3 maggio 2013

La Cassazione ferma le ruspe nei campi rom

Lo stato di crisi nella gestione delle minoranze etniche era iniziato 5 anni fa col governo Berlusconi e aveva dato il via a sgomberi e distruzione di case, contestati da Amnesty

Basta con le ruspe sui campi rom. Mai più deportazioni. L’emergenza nomadi non esiste più. Neanche a Roma dove le scelte operate dal Comune hanno innescato spesso contestazioni e rilievi anche da parte dell'Unione Europea. Lo stop all’emergenza è stato decretato dalla Cassazione, che ha respinto il ricorso del governo. Fine dunque del piano nomadi della giunta Alemanno, la stessa che nel novembre 2012, dopo una favorevole pronuncia del Tar Lazio, aveva decretato la cancellazione del campo di Tor de' Cenci(sito autorizzato dalla precedente amministrazione capitolina) ordinando che gli abitanti venissero trasferiti e facendone radere al suolo le abitazioni.
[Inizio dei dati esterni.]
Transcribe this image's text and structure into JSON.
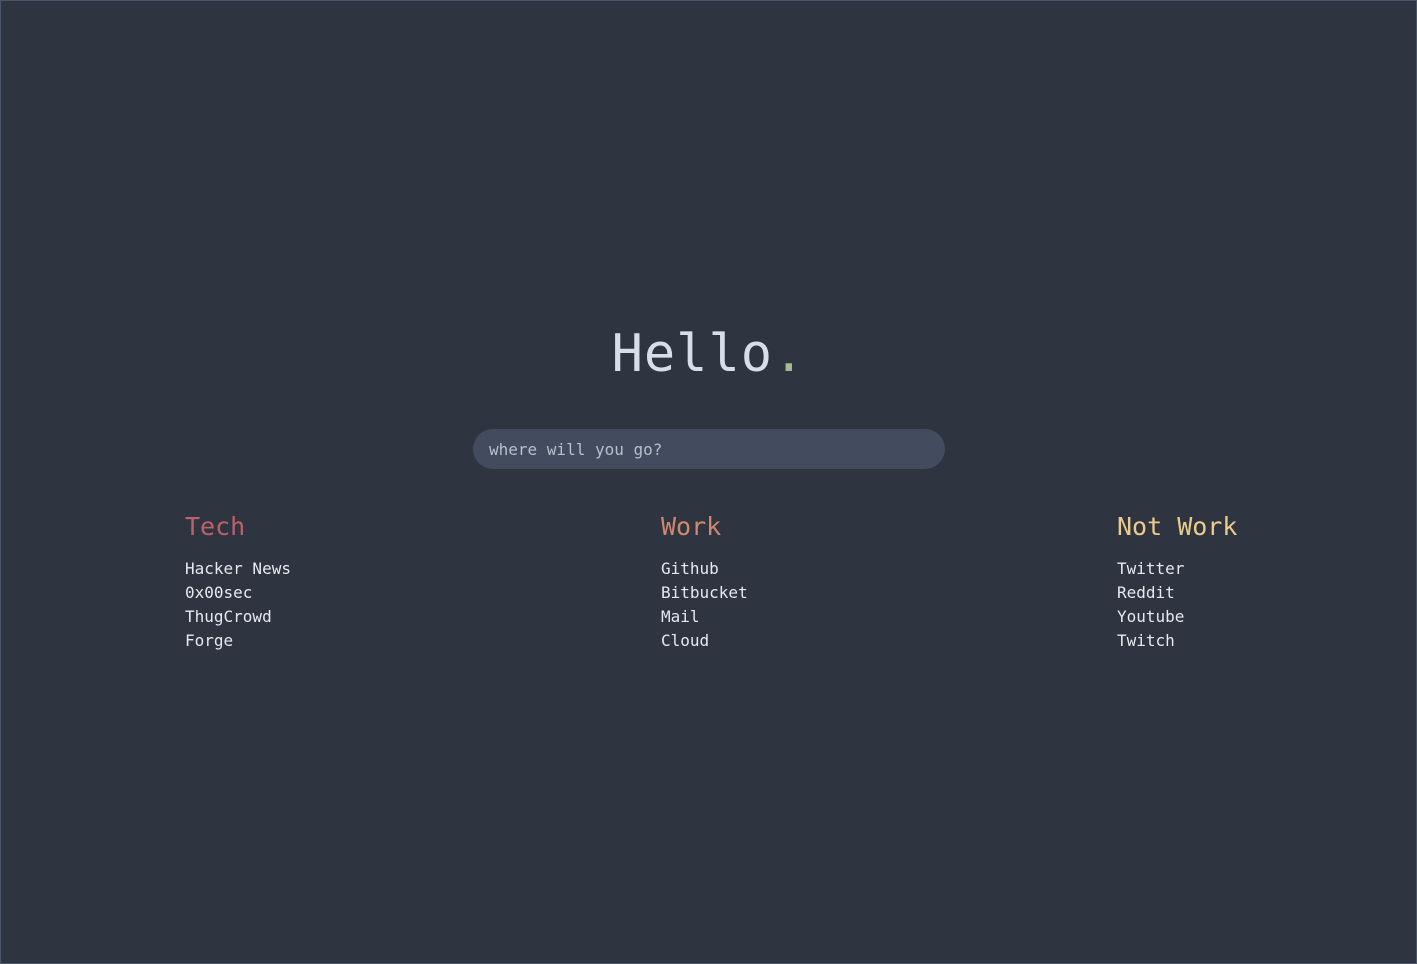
{
  "greeting": {
    "text": "Hello",
    "punctuation": ".",
    "text_color": "#d8dee9",
    "accent_color": "#a3be8c"
  },
  "search": {
    "placeholder": "where will you go?",
    "value": ""
  },
  "categories": [
    {
      "title": "Tech",
      "color": "#bf616a",
      "links": [
        "Hacker News",
        "0x00sec",
        "ThugCrowd",
        "Forge"
      ]
    },
    {
      "title": "Work",
      "color": "#d08770",
      "links": [
        "Github",
        "Bitbucket",
        "Mail",
        "Cloud"
      ]
    },
    {
      "title": "Not Work",
      "color": "#ebcb8b",
      "links": [
        "Twitter",
        "Reddit",
        "Youtube",
        "Twitch"
      ]
    }
  ],
  "theme": {
    "background": "#2e3440",
    "search_background": "#434c5e",
    "link_color": "#e5e9f0"
  }
}
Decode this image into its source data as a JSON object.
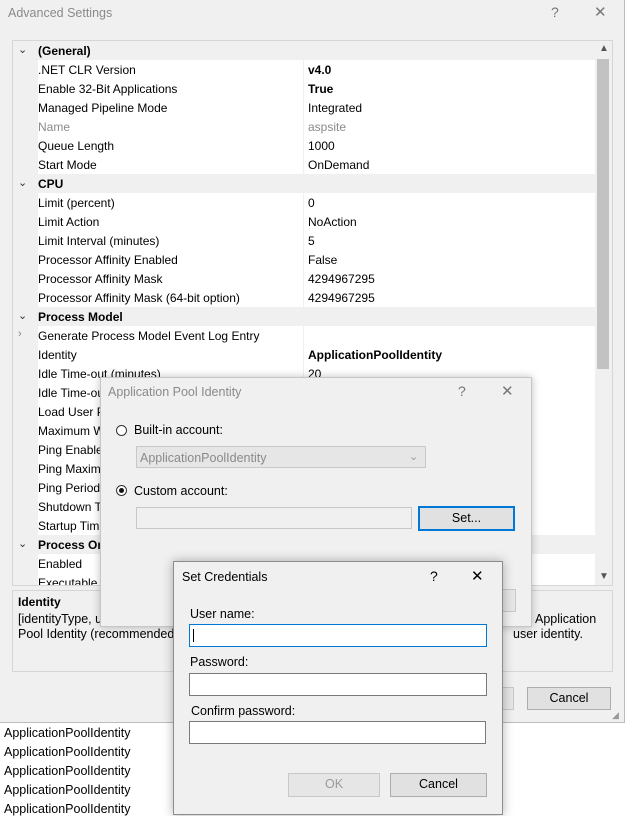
{
  "advanced": {
    "title": "Advanced Settings",
    "help_glyph": "?",
    "close_glyph": "✕",
    "rows": [
      {
        "type": "cat",
        "name": "(General)"
      },
      {
        "type": "prop",
        "name": ".NET CLR Version",
        "value": "v4.0",
        "bold": true
      },
      {
        "type": "prop",
        "name": "Enable 32-Bit Applications",
        "value": "True",
        "bold": true
      },
      {
        "type": "prop",
        "name": "Managed Pipeline Mode",
        "value": "Integrated"
      },
      {
        "type": "prop",
        "name": "Name",
        "value": "aspsite",
        "gray": true
      },
      {
        "type": "prop",
        "name": "Queue Length",
        "value": "1000"
      },
      {
        "type": "prop",
        "name": "Start Mode",
        "value": "OnDemand"
      },
      {
        "type": "cat",
        "name": "CPU"
      },
      {
        "type": "prop",
        "name": "Limit (percent)",
        "value": "0"
      },
      {
        "type": "prop",
        "name": "Limit Action",
        "value": "NoAction"
      },
      {
        "type": "prop",
        "name": "Limit Interval (minutes)",
        "value": "5"
      },
      {
        "type": "prop",
        "name": "Processor Affinity Enabled",
        "value": "False"
      },
      {
        "type": "prop",
        "name": "Processor Affinity Mask",
        "value": "4294967295"
      },
      {
        "type": "prop",
        "name": "Processor Affinity Mask (64-bit option)",
        "value": "4294967295"
      },
      {
        "type": "cat",
        "name": "Process Model"
      },
      {
        "type": "prop",
        "name": "Generate Process Model Event Log Entry",
        "value": "",
        "expander": "›"
      },
      {
        "type": "prop",
        "name": "Identity",
        "value": "ApplicationPoolIdentity",
        "bold": true
      },
      {
        "type": "prop",
        "name": "Idle Time-out (minutes)",
        "value": "20"
      },
      {
        "type": "prop",
        "name": "Idle Time-ou",
        "value": ""
      },
      {
        "type": "prop",
        "name": "Load User P",
        "value": ""
      },
      {
        "type": "prop",
        "name": "Maximum W",
        "value": ""
      },
      {
        "type": "prop",
        "name": "Ping Enable",
        "value": ""
      },
      {
        "type": "prop",
        "name": "Ping Maxim",
        "value": ""
      },
      {
        "type": "prop",
        "name": "Ping Period",
        "value": ""
      },
      {
        "type": "prop",
        "name": "Shutdown T",
        "value": ""
      },
      {
        "type": "prop",
        "name": "Startup Tim",
        "value": ""
      },
      {
        "type": "cat",
        "name": "Process Orp"
      },
      {
        "type": "prop",
        "name": "Enabled",
        "value": ""
      },
      {
        "type": "prop",
        "name": "Executable",
        "value": ""
      }
    ],
    "desc_title": "Identity",
    "desc_text_left": "[identityType, us",
    "desc_text_left2": "Pool Identity (recommended)",
    "desc_text_right": "Application",
    "desc_text_right2": "user identity.",
    "cancel_label": "Cancel"
  },
  "identity_dialog": {
    "title": "Application Pool Identity",
    "help_glyph": "?",
    "close_glyph": "✕",
    "builtin_label": "Built-in account:",
    "builtin_value": "ApplicationPoolIdentity",
    "custom_label": "Custom account:",
    "custom_value": "",
    "set_label": "Set..."
  },
  "cred_dialog": {
    "title": "Set Credentials",
    "help_glyph": "?",
    "close_glyph": "✕",
    "username_label": "User name:",
    "password_label": "Password:",
    "confirm_label": "Confirm password:",
    "ok_label": "OK",
    "cancel_label": "Cancel"
  },
  "background_list": [
    "ApplicationPoolIdentity",
    "ApplicationPoolIdentity",
    "ApplicationPoolIdentity",
    "ApplicationPoolIdentity",
    "ApplicationPoolIdentity"
  ]
}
DAL 2011 SGOMBERI ILLEGITTIMI - La sentenza della Suprema Corte rigetta dunque il ricorso presentato il 15 febbraio 2012 dal Governo italiano, con il quale si richiedeva di cassare la sentenza del Consiglio di Stato che nel novembre 2011 aveva dichiarato l’illegittimità dell’«emergenza nomadi» sul territorio italiano. Decine i provvedimenti di sgombero eseguiti da allora negli insediamenti rom non autorizzati.
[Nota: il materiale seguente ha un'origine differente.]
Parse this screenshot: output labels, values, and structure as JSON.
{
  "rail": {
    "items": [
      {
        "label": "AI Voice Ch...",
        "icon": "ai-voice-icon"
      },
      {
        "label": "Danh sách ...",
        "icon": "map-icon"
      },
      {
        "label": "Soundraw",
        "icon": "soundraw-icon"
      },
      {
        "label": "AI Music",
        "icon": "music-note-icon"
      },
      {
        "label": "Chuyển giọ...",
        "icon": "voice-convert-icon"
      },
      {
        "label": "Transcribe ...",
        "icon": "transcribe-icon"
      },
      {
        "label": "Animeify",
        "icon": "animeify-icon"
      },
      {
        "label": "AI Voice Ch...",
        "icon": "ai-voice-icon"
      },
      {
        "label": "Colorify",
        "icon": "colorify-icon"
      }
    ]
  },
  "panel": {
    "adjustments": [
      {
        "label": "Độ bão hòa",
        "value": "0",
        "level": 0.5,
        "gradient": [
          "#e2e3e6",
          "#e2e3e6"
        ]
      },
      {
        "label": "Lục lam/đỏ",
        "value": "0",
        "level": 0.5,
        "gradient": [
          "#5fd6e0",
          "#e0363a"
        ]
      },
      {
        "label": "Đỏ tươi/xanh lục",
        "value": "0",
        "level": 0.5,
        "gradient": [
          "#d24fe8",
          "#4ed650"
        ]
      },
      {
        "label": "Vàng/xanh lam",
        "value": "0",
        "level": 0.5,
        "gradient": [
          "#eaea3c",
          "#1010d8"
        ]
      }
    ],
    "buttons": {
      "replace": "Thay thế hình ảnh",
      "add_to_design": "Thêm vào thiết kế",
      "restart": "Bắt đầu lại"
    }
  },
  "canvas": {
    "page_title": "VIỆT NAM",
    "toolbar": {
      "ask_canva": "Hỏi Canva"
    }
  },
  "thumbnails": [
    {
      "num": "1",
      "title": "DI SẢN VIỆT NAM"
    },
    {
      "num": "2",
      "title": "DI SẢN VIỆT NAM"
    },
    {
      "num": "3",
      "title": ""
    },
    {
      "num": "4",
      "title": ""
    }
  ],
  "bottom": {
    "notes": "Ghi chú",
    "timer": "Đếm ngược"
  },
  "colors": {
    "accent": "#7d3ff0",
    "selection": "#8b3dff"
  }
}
Tutto era iniziato nel maggio di cinque anni fa, quando l’allora premier Silvio Berlusconi aveva dichiarato lo «stato di emergenza in relazione agli insediamenti di comunità nomadi», nominando i prefetti di Roma, Napoli, Milano commissari delegati «per la realizzazione di tutti gli interventi necessari al superamento dello stato di emergenza» nelle regioni di Lazio, Campania, e Lombardia.

PROROGHE E POLEMICHE - Lo stato di emergenza, di durata annuale, sarebbe dovuto terminare il 31 maggio 2009 ma, contrariamente a quanto previsto, con un nuovo decreto del presidente del Consiglio dei ministri veniva prorogato al 31 dicembre 2010, estendendolo a sua volta alle regioni del Piemonte e del Veneto. Trascorsi più di due anni dalla sua dichiarazione, un ulteriore Decreto prorogava la durata al 31 dicembre 2011 nelle cinque regioni interessate. Una situazione che aveva portato Amnesty International ad attaccare il governo con un pesante dossier sugli sgomberi forzati e la segregazione dei rom in Italia.

LA SCHEDATURA ANTI-PRIVACY - A Roma peraltro l’allora prefetto Carlo Mosca si era fermamente opposto a una delle misure proposte dal ministero dell’Interno, la schedatura dei nomadi con la rilevazione delle impronte digitali. La scheda proposta per l’identificazione dei nomadi invadeva poi anche altri campi della privacy, schedando anche l’eventuale fede religiosa. Mentre a Napoli questo sistema di rilevazioni entrava in funzione a Roma invece si era creato un lungo braccio di ferro tra il prefetto e il ministero, retto dal leghista Maroni, alla conclusione del quale si era verificato un avvicendamento in prefettura con la nomina di Mosca a consigliere di Stato e la sostituzione con l’attuale prefetto Giuseppe Pecoraro. Intanto però fioccavano i ricorsi contro il decreto governativo.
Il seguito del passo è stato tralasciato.